The Moscow Human Rights Commission wants city-owned restrooms to be converted to gender-neutral bathrooms where feasible.
Commission Chairman Ken Faunce said the panel recently sent a unanimous recommendation to Mayor Bill Lambert and the City Council to work toward moving the city’s public bathrooms to gender-neutral ones, strongly suggesting they start with the Friendship Square and City Hall restrooms.
A gender-neutral bathroom means anyone, regardless of sex, can use it.
Faunce said gender-neutral restrooms allow caregivers who are a different gender than the individual they are caring for and parents who are a different gender than their small children to enter the bathroom without issues.
“It makes it a lot easier for everybody,” he said.
Faunce said gender-neutral bathrooms also allow transgender and nonbinary — or any gender identity that does not fit into the gender binary of male and female — individuals to be safe when using the restroom. He said it is often unsafe for a transgender person to enter a bathroom of their gender identity because they can be harassed or attacked.
He said a gender-neutral restroom should have a lock on the door and only allow one person or one person with children, for example, inside at a time.

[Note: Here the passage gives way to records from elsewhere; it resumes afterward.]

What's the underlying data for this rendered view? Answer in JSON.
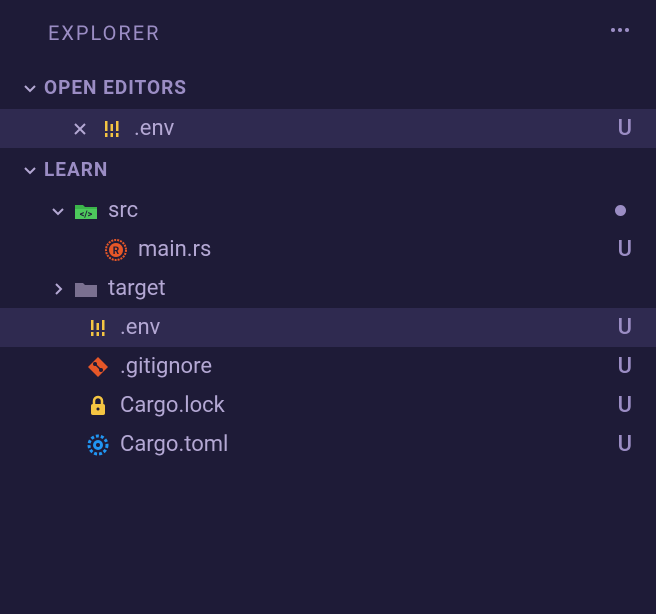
{
  "header": {
    "title": "EXPLORER"
  },
  "sections": {
    "open_editors": {
      "title": "OPEN EDITORS",
      "items": [
        {
          "label": ".env",
          "status": "U"
        }
      ]
    },
    "project": {
      "title": "LEARN",
      "tree": {
        "src": {
          "label": "src",
          "status_dot": true,
          "children": {
            "main_rs": {
              "label": "main.rs",
              "status": "U"
            }
          }
        },
        "target": {
          "label": "target"
        },
        "env": {
          "label": ".env",
          "status": "U",
          "selected": true
        },
        "gitignore": {
          "label": ".gitignore",
          "status": "U"
        },
        "cargo_lock": {
          "label": "Cargo.lock",
          "status": "U"
        },
        "cargo_toml": {
          "label": "Cargo.toml",
          "status": "U"
        }
      }
    }
  }
}
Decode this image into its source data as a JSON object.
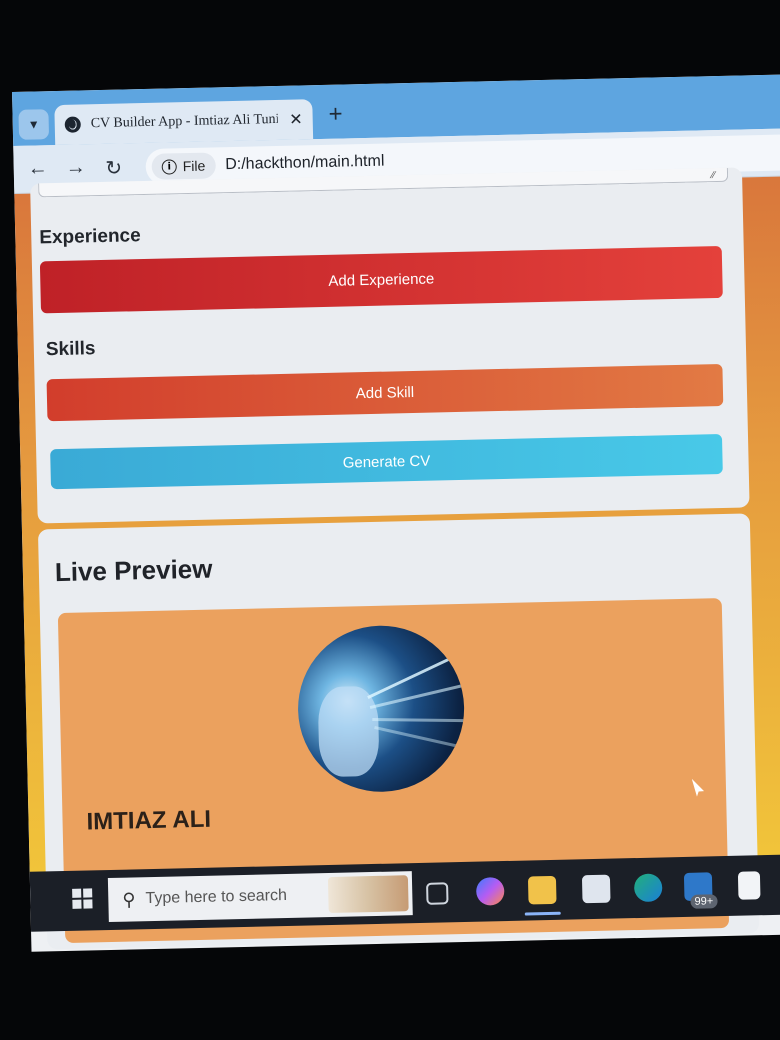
{
  "browser": {
    "tab_title": "CV Builder App - Imtiaz Ali Tuni",
    "site_chip": "File",
    "url": "D:/hackthon/main.html"
  },
  "form": {
    "experience_heading": "Experience",
    "add_experience_label": "Add Experience",
    "skills_heading": "Skills",
    "add_skill_label": "Add Skill",
    "generate_label": "Generate CV"
  },
  "preview": {
    "heading": "Live Preview",
    "name": "IMTIAZ ALI"
  },
  "taskbar": {
    "search_placeholder": "Type here to search",
    "badge": "99+"
  },
  "colors": {
    "add_experience": "#d63233",
    "add_skill": "#dc5b36",
    "generate": "#40bbe0",
    "cv_card": "#eba15e"
  }
}
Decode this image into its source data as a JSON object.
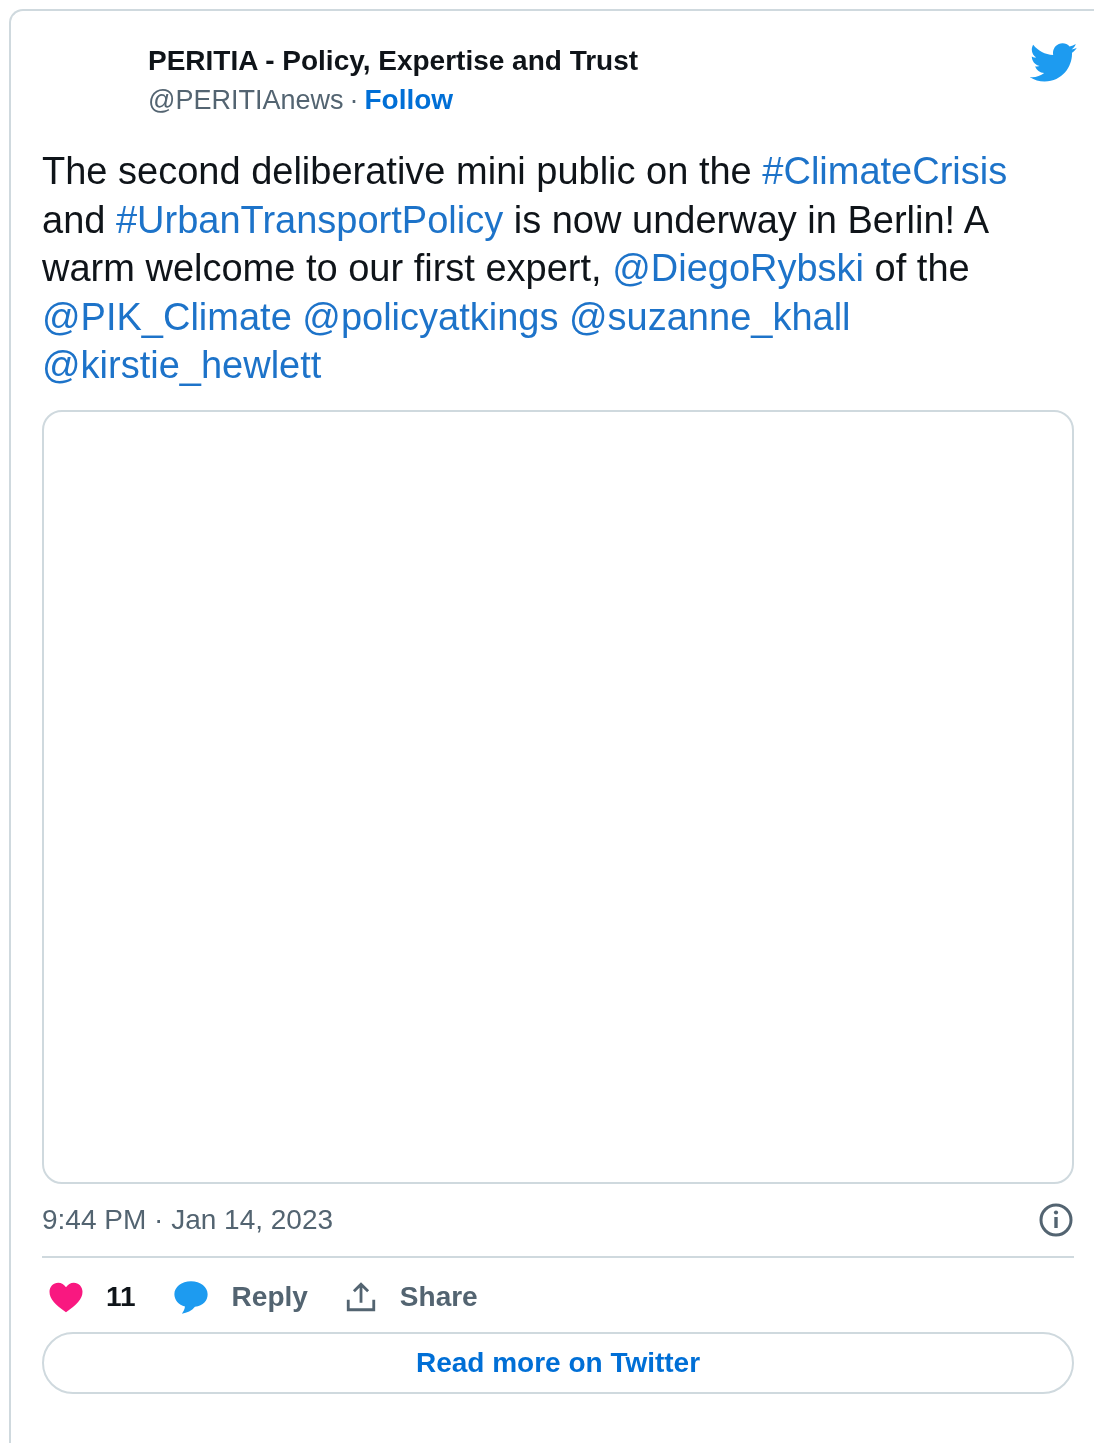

In more complicated cases, Faunce said a gender-neutral bathroom could be added to the men’s and women’s facilities.
He said some of the modifications would be as simple and low cost as signage and installing a lock on a door.
City Supervisor Gary Riedner said the city has not taken any action on gender-neutral restrooms, but he intends to speak with facilities staff to determine what the bathrooms would entail so he can provide the City Council complete information.
He said there is no city policy regarding gender-neutral bathrooms and bathroom designs, but that Americans with Disabilities Act accessibility and public safety are items that need to be considered.
Councilor Sandra Kelly said she strongly supports gender-neutral bathrooms in Moscow as long as they are legal, safe and feasible from a financial standpoint. For example, she said she would not want needed toilets removed from the Friendship Square bathrooms to conform with potential gender-neutral restroom standards.
Kelly said future city restrooms should be gender-neutral.
“Absolutely in the future, I hope that we can go gender-neutral bathrooms,” she said. “To me, it’s just smart.”
Faunce said gender-neutral restrooms have been in the back of commission members’ minds for a while, but a recruitment video posted online by Moscow’s New Saint Andrews College earlier this summer prompted the commission to take action.
The video features a man and woman walking into separate bathrooms marked by their respective genders. The doors close, a flush can be heard and the video finishes with a message: “We’re not science majors, but we know science even better than the Supreme Court. Accepting students who know the difference, in person, this fall.”
Faunce said he hopes the City Council approves gender-neutral restrooms as soon as possible and that the city implements them as quickly as budgets allow.
“We pride ourselves in Moscow on being an inclusive and welcoming community to everyone, but there are some things that aren’t very inclusive or welcoming and then it can be used by those who discriminate or promote hate as ammunition, and so we want to get rid of that, too,” Faunce said.